HARTINGTON — The avian flu has been confirmed in wild geese in Cedar County as well as a backyard flock in Merrick County.
That’s the latest information coming from the Nebraska Department of Agriculture and the United States Department of Agriculture’s Animal and Plant Health Inspection Service. The two agencies detected cases of highly pathogenic avian influenza in Cedar, Merrick and Douglas counties.
State officials announced early Tuesday the virus was found in a commercial flock of chickens on a Butler County farm. All 570,000 animals on the farm must now be destroyed and the facility was placed in quarantine.
Northeast Nebraska was hit hard by the bird flu in 2016.
Several Dixon County flocks had to be destroyed at that time. In all more than 4 million chickens had to be destroyed in Nebraska in 2016 because of the virus. Nationwide the toll was over 40 million.
The avian flu is a highly contagious virus that spreads easily among birds through nasal and eye secretions, as well as manure. The virus can be spread in various ways from flock to flock, including by wild birds, through contact with infected poultry, by equipment, and on the clothing and shoes of caretakers. Wild birds can carry the virus without becoming sick, while domesticated birds can become very sick.
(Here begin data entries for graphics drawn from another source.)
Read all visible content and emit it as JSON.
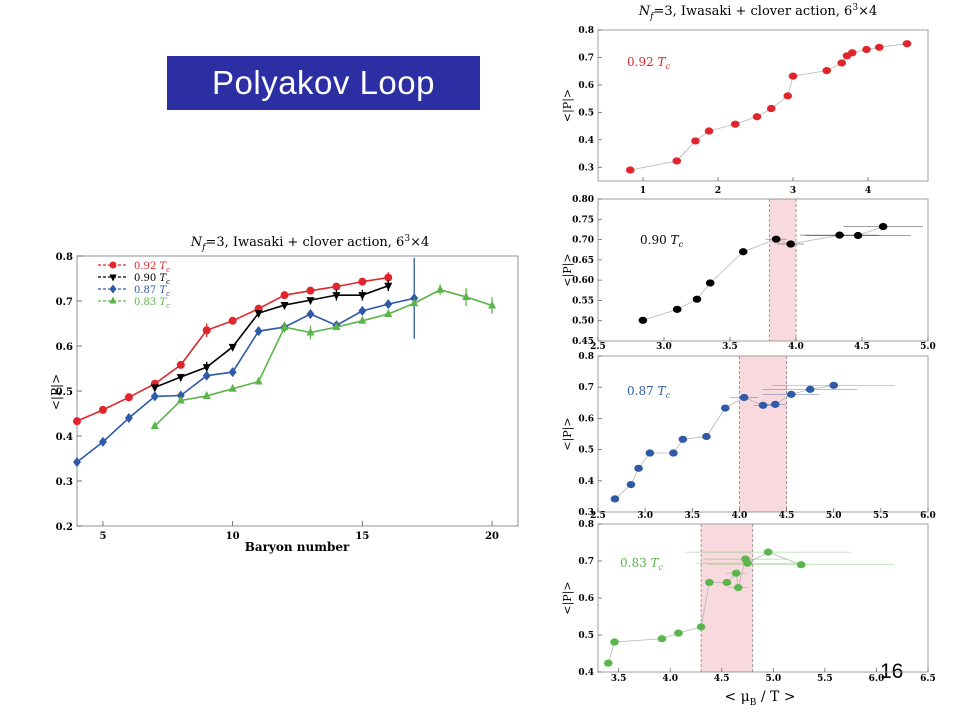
{
  "slide": {
    "title": "Polyakov Loop",
    "page_number": "16"
  },
  "chart_data": [
    {
      "type": "line",
      "title": "N_f=3, Iwasaki + clover action, 6^3×4",
      "title_parts": {
        "a": "N",
        "b": "f",
        "c": "=3, Iwasaki + clover action, 6",
        "d": "3",
        "e": "×4"
      },
      "xlabel": "Baryon number",
      "ylabel": "<|P|>",
      "xlim": [
        4,
        21
      ],
      "ylim": [
        0.2,
        0.8
      ],
      "xticks": [
        5,
        10,
        15,
        20
      ],
      "yticks": [
        0.2,
        0.3,
        0.4,
        0.5,
        0.6,
        0.7,
        0.8
      ],
      "legend_position": "top-left",
      "series": [
        {
          "name": "0.92 T_c",
          "label_num": "0.92",
          "label_unit": "T",
          "label_sub": "c",
          "color": "#e0262c",
          "marker": "circle",
          "x": [
            4,
            5,
            6,
            7,
            8,
            9,
            10,
            11,
            12,
            13,
            14,
            15,
            16
          ],
          "y": [
            0.433,
            0.458,
            0.486,
            0.516,
            0.558,
            0.635,
            0.656,
            0.683,
            0.713,
            0.723,
            0.732,
            0.743,
            0.752
          ],
          "err": [
            0,
            0,
            0,
            0,
            0,
            0.015,
            0,
            0,
            0,
            0,
            0,
            0,
            0.01
          ]
        },
        {
          "name": "0.90 T_c",
          "label_num": "0.90",
          "label_unit": "T",
          "label_sub": "c",
          "color": "#000000",
          "marker": "triangle-down",
          "x": [
            7,
            8,
            9,
            10,
            11,
            12,
            13,
            14,
            15,
            16
          ],
          "y": [
            0.508,
            0.531,
            0.553,
            0.598,
            0.673,
            0.691,
            0.702,
            0.713,
            0.713,
            0.734
          ],
          "err": [
            0,
            0,
            0.012,
            0,
            0,
            0,
            0,
            0.012,
            0.012,
            0.01
          ]
        },
        {
          "name": "0.87 T_c",
          "label_num": "0.87",
          "label_unit": "T",
          "label_sub": "c",
          "color": "#2f5aa8",
          "marker": "diamond",
          "x": [
            4,
            5,
            6,
            7,
            8,
            9,
            10,
            11,
            12,
            13,
            14,
            15,
            16,
            17
          ],
          "y": [
            0.342,
            0.387,
            0.44,
            0.488,
            0.49,
            0.534,
            0.542,
            0.633,
            0.642,
            0.671,
            0.646,
            0.678,
            0.693,
            0.706
          ],
          "err": [
            0,
            0,
            0,
            0,
            0,
            0,
            0,
            0,
            0,
            0,
            0,
            0,
            0,
            0.09
          ]
        },
        {
          "name": "0.83 T_c",
          "label_num": "0.83",
          "label_unit": "T",
          "label_sub": "c",
          "color": "#5ab54a",
          "marker": "triangle-up",
          "x": [
            7,
            8,
            9,
            10,
            11,
            12,
            13,
            14,
            15,
            16,
            17,
            18,
            19,
            20
          ],
          "y": [
            0.422,
            0.479,
            0.489,
            0.505,
            0.521,
            0.642,
            0.63,
            0.642,
            0.656,
            0.671,
            0.695,
            0.725,
            0.709,
            0.69
          ],
          "err": [
            0,
            0,
            0,
            0,
            0,
            0.012,
            0.015,
            0,
            0,
            0,
            0,
            0.012,
            0.02,
            0.018
          ]
        }
      ]
    },
    {
      "type": "scatter",
      "title": "N_f=3, Iwasaki + clover action, 6^3×4",
      "title_parts": {
        "a": "N",
        "b": "f",
        "c": "=3,  Iwasaki  + clover action, 6",
        "d": "3",
        "e": "×4"
      },
      "ylabel": "<|P|>",
      "annotation": "0.92 T_c",
      "annotation_parts": {
        "num": "0.92",
        "unit": "T",
        "sub": "c"
      },
      "color": "#e0262c",
      "xlim": [
        0.4,
        4.8
      ],
      "ylim": [
        0.25,
        0.8
      ],
      "xticks": [
        1,
        2,
        3,
        4
      ],
      "yticks": [
        0.3,
        0.4,
        0.5,
        0.6,
        0.7,
        0.8
      ],
      "x": [
        0.83,
        1.45,
        1.7,
        1.88,
        2.23,
        2.52,
        2.71,
        2.93,
        3.0,
        3.45,
        3.65,
        3.72,
        3.79,
        3.98,
        4.15,
        4.52
      ],
      "y": [
        0.29,
        0.323,
        0.396,
        0.432,
        0.457,
        0.484,
        0.514,
        0.56,
        0.632,
        0.652,
        0.68,
        0.706,
        0.717,
        0.729,
        0.737,
        0.75
      ]
    },
    {
      "type": "scatter",
      "ylabel": "<|P|>",
      "annotation": "0.90 T_c",
      "annotation_parts": {
        "num": "0.90",
        "unit": "T",
        "sub": "c"
      },
      "color": "#000000",
      "xlim": [
        2.5,
        5.0
      ],
      "ylim": [
        0.45,
        0.8
      ],
      "xticks": [
        2.5,
        3.0,
        3.5,
        4.0,
        4.5,
        5.0
      ],
      "xtick_labels": [
        "2.5",
        "3.0",
        "3.5",
        "4.0",
        "4.5",
        "5.0"
      ],
      "yticks": [
        0.45,
        0.5,
        0.55,
        0.6,
        0.65,
        0.7,
        0.75,
        0.8
      ],
      "ytick_labels": [
        "0.45",
        "0.50",
        "0.55",
        "0.60",
        "0.65",
        "0.70",
        "0.75",
        "0.80"
      ],
      "shaded_band": [
        3.8,
        4.0
      ],
      "x": [
        2.84,
        3.1,
        3.25,
        3.35,
        3.6,
        3.85,
        3.96,
        4.33,
        4.47,
        4.66
      ],
      "y": [
        0.501,
        0.528,
        0.553,
        0.593,
        0.67,
        0.701,
        0.689,
        0.711,
        0.71,
        0.732
      ],
      "xerr": [
        0,
        0,
        0,
        0,
        0,
        0.08,
        0.1,
        0.3,
        0.4,
        0.3
      ]
    },
    {
      "type": "scatter",
      "ylabel": "<|P|>",
      "annotation": "0.87 T_c",
      "annotation_parts": {
        "num": "0.87",
        "unit": "T",
        "sub": "c"
      },
      "color": "#2f5aa8",
      "xlim": [
        2.5,
        6.0
      ],
      "ylim": [
        0.3,
        0.8
      ],
      "xticks": [
        2.5,
        3.0,
        3.5,
        4.0,
        4.5,
        5.0,
        5.5,
        6.0
      ],
      "xtick_labels": [
        "2.5",
        "3.0",
        "3.5",
        "4.0",
        "4.5",
        "5.0",
        "5.5",
        "6.0"
      ],
      "yticks": [
        0.3,
        0.4,
        0.5,
        0.6,
        0.7,
        0.8
      ],
      "shaded_band": [
        4.0,
        4.5
      ],
      "x": [
        2.68,
        2.85,
        2.93,
        3.05,
        3.3,
        3.4,
        3.65,
        3.85,
        4.05,
        4.25,
        4.38,
        4.55,
        4.75,
        5.0
      ],
      "y": [
        0.342,
        0.388,
        0.44,
        0.489,
        0.489,
        0.533,
        0.542,
        0.633,
        0.667,
        0.642,
        0.645,
        0.677,
        0.693,
        0.706
      ],
      "xerr": [
        0,
        0,
        0,
        0,
        0,
        0,
        0,
        0,
        0.15,
        0.1,
        0.12,
        0.3,
        0.5,
        0.65
      ]
    },
    {
      "type": "scatter",
      "ylabel": "<|P|>",
      "annotation": "0.83 T_c",
      "annotation_parts": {
        "num": "0.83",
        "unit": "T",
        "sub": "c"
      },
      "color": "#5ab54a",
      "xlabel": "< μ_B / T >",
      "xlabel_parts": {
        "a": "< μ",
        "b": "B",
        "c": " / T >"
      },
      "xlim": [
        3.3,
        6.5
      ],
      "ylim": [
        0.4,
        0.8
      ],
      "xticks": [
        3.5,
        4.0,
        4.5,
        5.0,
        5.5,
        6.0,
        6.5
      ],
      "xtick_labels": [
        "3.5",
        "4.0",
        "4.5",
        "5.0",
        "5.5",
        "6.0",
        "6.5"
      ],
      "yticks": [
        0.4,
        0.5,
        0.6,
        0.7,
        0.8
      ],
      "shaded_band": [
        4.3,
        4.8
      ],
      "x": [
        3.4,
        3.46,
        3.92,
        4.08,
        4.3,
        4.38,
        4.55,
        4.64,
        4.66,
        4.73,
        4.75,
        4.95,
        5.27
      ],
      "y": [
        0.424,
        0.481,
        0.49,
        0.505,
        0.522,
        0.642,
        0.642,
        0.667,
        0.628,
        0.705,
        0.694,
        0.724,
        0.69
      ],
      "xerr": [
        0,
        0,
        0,
        0,
        0,
        0,
        0,
        0.1,
        0.1,
        0.4,
        0.5,
        0.8,
        0.9
      ]
    }
  ]
}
According to the Centers for Disease Control and Prevention, the risk to people getting avian flu infections from birds is low. No human cases of avian influenza viruses have been detected in the United States.
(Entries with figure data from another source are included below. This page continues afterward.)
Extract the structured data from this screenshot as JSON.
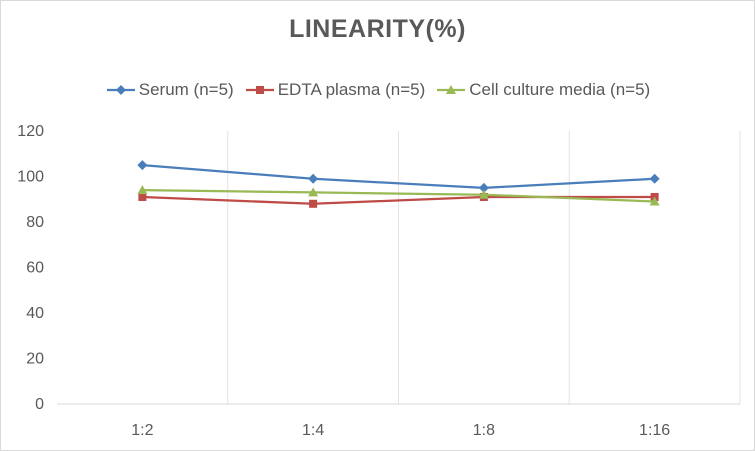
{
  "chart_data": {
    "type": "line",
    "title": "LINEARITY(%)",
    "xlabel": "",
    "ylabel": "",
    "categories": [
      "1:2",
      "1:4",
      "1:8",
      "1:16"
    ],
    "ylim": [
      0,
      120
    ],
    "yticks": [
      0,
      20,
      40,
      60,
      80,
      100,
      120
    ],
    "grid": "vertical",
    "legend_position": "top",
    "series": [
      {
        "name": "Serum (n=5)",
        "values": [
          105,
          99,
          95,
          99
        ],
        "color": "#4a7ebb",
        "marker": "diamond"
      },
      {
        "name": "EDTA plasma (n=5)",
        "values": [
          91,
          88,
          91,
          91
        ],
        "color": "#be4b48",
        "marker": "square"
      },
      {
        "name": "Cell culture media (n=5)",
        "values": [
          94,
          93,
          92,
          89
        ],
        "color": "#98b954",
        "marker": "triangle"
      }
    ]
  }
}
“It comes with migratory birds and so it’s inevitable,” said Dave Camenzind, veterinarian at Laurel Vet Clinic.
He doesn’t deal with poultry directly at his clinic but encourages people who raise birds to follow the state guidelines.
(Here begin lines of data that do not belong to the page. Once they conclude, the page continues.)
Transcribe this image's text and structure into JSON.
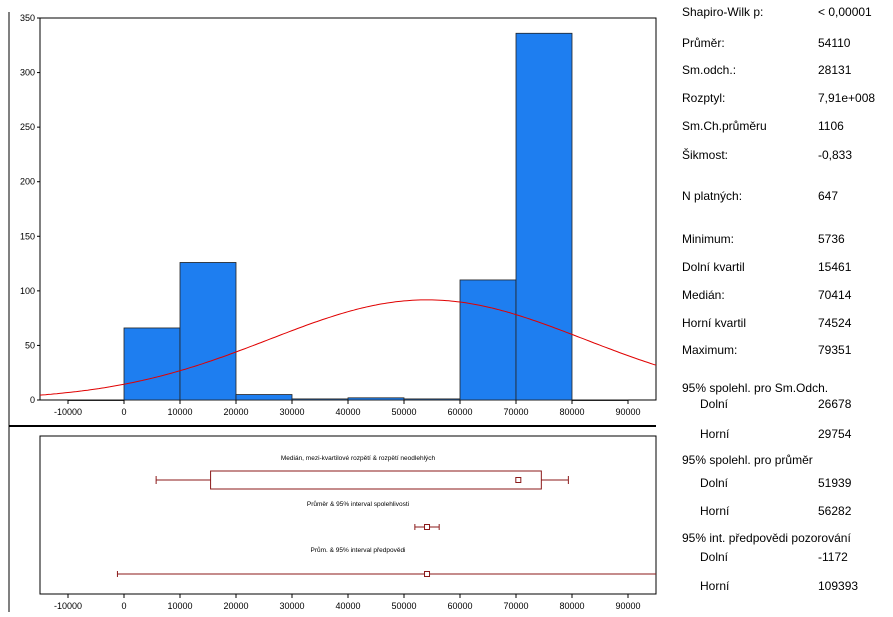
{
  "chart_data": [
    {
      "type": "bar",
      "title": "",
      "xlabel": "",
      "ylabel": "",
      "x_ticks": [
        -10000,
        0,
        10000,
        20000,
        30000,
        40000,
        50000,
        60000,
        70000,
        80000,
        90000
      ],
      "y_ticks": [
        0,
        50,
        100,
        150,
        200,
        250,
        300,
        350
      ],
      "xlim": [
        -15000,
        95000
      ],
      "ylim": [
        0,
        350
      ],
      "bins": [
        {
          "from": -10000,
          "to": 0,
          "count": 0
        },
        {
          "from": 0,
          "to": 10000,
          "count": 66
        },
        {
          "from": 10000,
          "to": 20000,
          "count": 126
        },
        {
          "from": 20000,
          "to": 30000,
          "count": 5
        },
        {
          "from": 30000,
          "to": 40000,
          "count": 1
        },
        {
          "from": 40000,
          "to": 50000,
          "count": 2
        },
        {
          "from": 50000,
          "to": 60000,
          "count": 1
        },
        {
          "from": 60000,
          "to": 70000,
          "count": 110
        },
        {
          "from": 70000,
          "to": 80000,
          "count": 336
        },
        {
          "from": 80000,
          "to": 90000,
          "count": 0
        }
      ],
      "normal_curve": {
        "mean": 54110,
        "sd": 28131,
        "n": 647,
        "bin_width": 10000,
        "color": "#e00000"
      },
      "bar_color": "#1e7ef0",
      "grid": false
    },
    {
      "type": "box",
      "xlim": [
        -15000,
        95000
      ],
      "x_ticks": [
        -10000,
        0,
        10000,
        20000,
        30000,
        40000,
        50000,
        60000,
        70000,
        80000,
        90000
      ],
      "color": "#8b1a1a",
      "rows": [
        {
          "label": "Medián, mezi-kvartilové rozpětí & rozpětí neodlehlých",
          "min": 5736,
          "q1": 15461,
          "median": 70414,
          "q3": 74524,
          "max": 79351
        },
        {
          "label": "Průměr & 95% interval spolehlivosti",
          "center": 54110,
          "low": 51939,
          "high": 56282
        },
        {
          "label": "Prům. & 95% interval předpovědi",
          "center": 54110,
          "low": -1172,
          "high": 109393
        }
      ]
    }
  ],
  "stats": [
    {
      "label": "Shapiro-Wilk p:",
      "value": "< 0,00001"
    },
    {
      "label": "Průměr:",
      "value": "54110"
    },
    {
      "label": "Sm.odch.:",
      "value": "28131"
    },
    {
      "label": "Rozptyl:",
      "value": "7,91e+008"
    },
    {
      "label": "Sm.Ch.průměru",
      "value": "1106"
    },
    {
      "label": "Šikmost:",
      "value": "-0,833"
    },
    {
      "label": "N platných:",
      "value": "647"
    },
    {
      "label": "Minimum:",
      "value": "5736"
    },
    {
      "label": "Dolní kvartil",
      "value": "15461"
    },
    {
      "label": "Medián:",
      "value": "70414"
    },
    {
      "label": "Horní kvartil",
      "value": "74524"
    },
    {
      "label": "Maximum:",
      "value": "79351"
    },
    {
      "heading": "95% spolehl. pro Sm.Odch."
    },
    {
      "label": "Dolní",
      "value": "26678",
      "indent": true
    },
    {
      "label": "Horní",
      "value": "29754",
      "indent": true
    },
    {
      "heading": "95% spolehl. pro průměr"
    },
    {
      "label": "Dolní",
      "value": "51939",
      "indent": true
    },
    {
      "label": "Horní",
      "value": "56282",
      "indent": true
    },
    {
      "heading": "95% int. předpovědi pozorování"
    },
    {
      "label": "Dolní",
      "value": "-1172",
      "indent": true
    },
    {
      "label": "Horní",
      "value": "109393",
      "indent": true
    }
  ]
}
Roger Lange of Hartington has a flock of about 50 laying hens. His flock has not been affected by the disease. He said he’s aware of signs of the avian flu but won’t be making changes to processes at this time.
He also was not alarmed by the presence of avian flu in 2015 mostly due to how his flock is set up.
Lange’s hens are all indoors and up on slatted sides. The small poultry operation is more of a hobby - a responsibility for his children: Jace, 12, and Eliza, 15, who have also shown poultry at the Cedar County Fair over the years.
Nebraska is one of a growing list of states dealing with the avian flu, said NDA Director Steve Wellman.
He said the agency is following proper protocols to address the virus and control the spread, including a 6.2-mile surveillance zone around the Merrick County farm where the domesticated sick birds were detected.
Producers should be aware of avian bird flu symptoms so they can spot a problem in the flock early, said NDA State Veterinarian Roger Dudley.
Symptoms to look for include:
-A decrease in water consumption
- Lack of energy and appetite
- Decreased egg production or soft-shelled, misshapen eggs
- Nasal discharge, coughing, sneezing
Avian flu can also cause sudden death in birds even if they aren’t showing any other symptoms and can survive for weeks in contaminated environments, Dudley said.
He also recommends restricting access to property and poultry; and keeping the environment clean as much as possible including scrubbing boots and shoes with disinfectant after tending to the flock.
It’s important not to share equipment between flocks and prevent contact with wild birds.
Any sick birds should be reported immediately to a veterinarian, the NDA at 402-471-2351 or the USDA at 866-536-7593.